Moody's Investors Service on Wednesday said the ratings of U.S. financial services firm Morgan Stanley (MS) as well as Swiss banking giants UBS AG (UBS) and Credit Suisse Group AG (CS) may be lowered by three notches.
The ratings agency said it would review 17 banks and securities firms with global capital markets operations, as it believes these firms face challenges not fully captured in their current ratings.
In a statement, the agency noted that capital markets firms are confronting evolving challenges, such as more fragile funding conditions, wider credit spreads, increased regulatory burdens and more difficult operating conditions.
"These difficulties, together with inherent vulnerabilities ... have diminished the longer term profitability and growth prospects of these firms," Moody's added.
These inherent vulnerabilities include confidence-sensitivity, interconnectedness, and opacity of risk.
The ratings agency placed under review the long-term ratings and standalone credit assessments of five U.S. financial institutions.
These include Bank of America Corp. (BAC), Citigroup (C ), Goldman Sachs (GS), JPMorgan Chase (JPM) and Morgan Stanley, along with Canada's Royal Bank of Canada.
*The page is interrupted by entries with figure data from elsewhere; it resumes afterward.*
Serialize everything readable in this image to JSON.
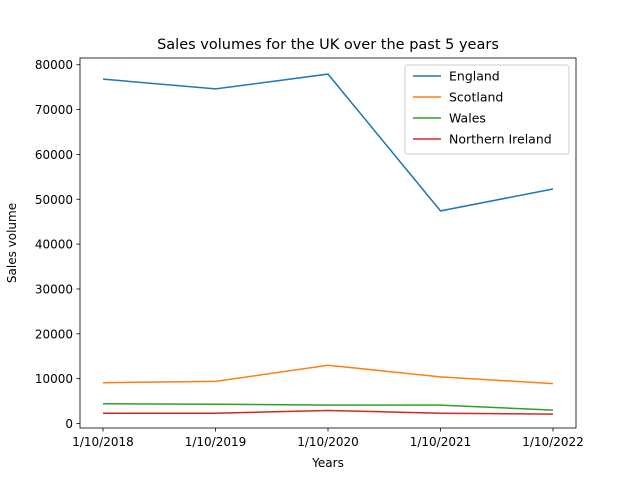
{
  "chart_data": {
    "type": "line",
    "title": "Sales volumes for the UK over the past 5 years",
    "xlabel": "Years",
    "ylabel": "Sales volume",
    "categories": [
      "1/10/2018",
      "1/10/2019",
      "1/10/2020",
      "1/10/2021",
      "1/10/2022"
    ],
    "ylim": [
      -1000,
      81500
    ],
    "yticks": [
      0,
      10000,
      20000,
      30000,
      40000,
      50000,
      60000,
      70000,
      80000
    ],
    "ytick_labels": [
      "0",
      "10000",
      "20000",
      "30000",
      "40000",
      "50000",
      "60000",
      "70000",
      "80000"
    ],
    "grid": false,
    "legend_position": "top-right",
    "series": [
      {
        "name": "England",
        "color": "#1f77b4",
        "values": [
          76800,
          74600,
          77900,
          47400,
          52300
        ]
      },
      {
        "name": "Scotland",
        "color": "#ff7f0e",
        "values": [
          9100,
          9400,
          13000,
          10400,
          8900
        ]
      },
      {
        "name": "Wales",
        "color": "#2ca02c",
        "values": [
          4400,
          4300,
          4100,
          4100,
          3000
        ]
      },
      {
        "name": "Northern Ireland",
        "color": "#d62728",
        "values": [
          2300,
          2300,
          2900,
          2300,
          2100
        ]
      }
    ]
  }
}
Except for Morgan Stanley, short-term ratings were affirmed on all other four banks.
Goldman Sachs, JPMorgan, Citigroup Inc. and Germany's Deutsche Bank AG (DB) may be downgraded by two levels.
Barclays Plc (BARC.L, BCS), BNP Paribas SA (BNP.L, BNPQY.PK), Credit Agricole SA (ACA, CDA.L, CRARF.PK ), HSBC Holdings Plc (HBC, HSBA.L) also may be reduced by two levels. Bank of America and Societe Generale may be cut by one grade.
Early this week, Moody's downgraded the ratings on six Eurozone countries, including Italy, Spain, Malta, Portugal, Slovakia and Slovenia with a 'negative' outlook.
At that time, the agency mainly cited the uncertainty over the euro area's prospects for institutional reform of its fiscal and economic framework.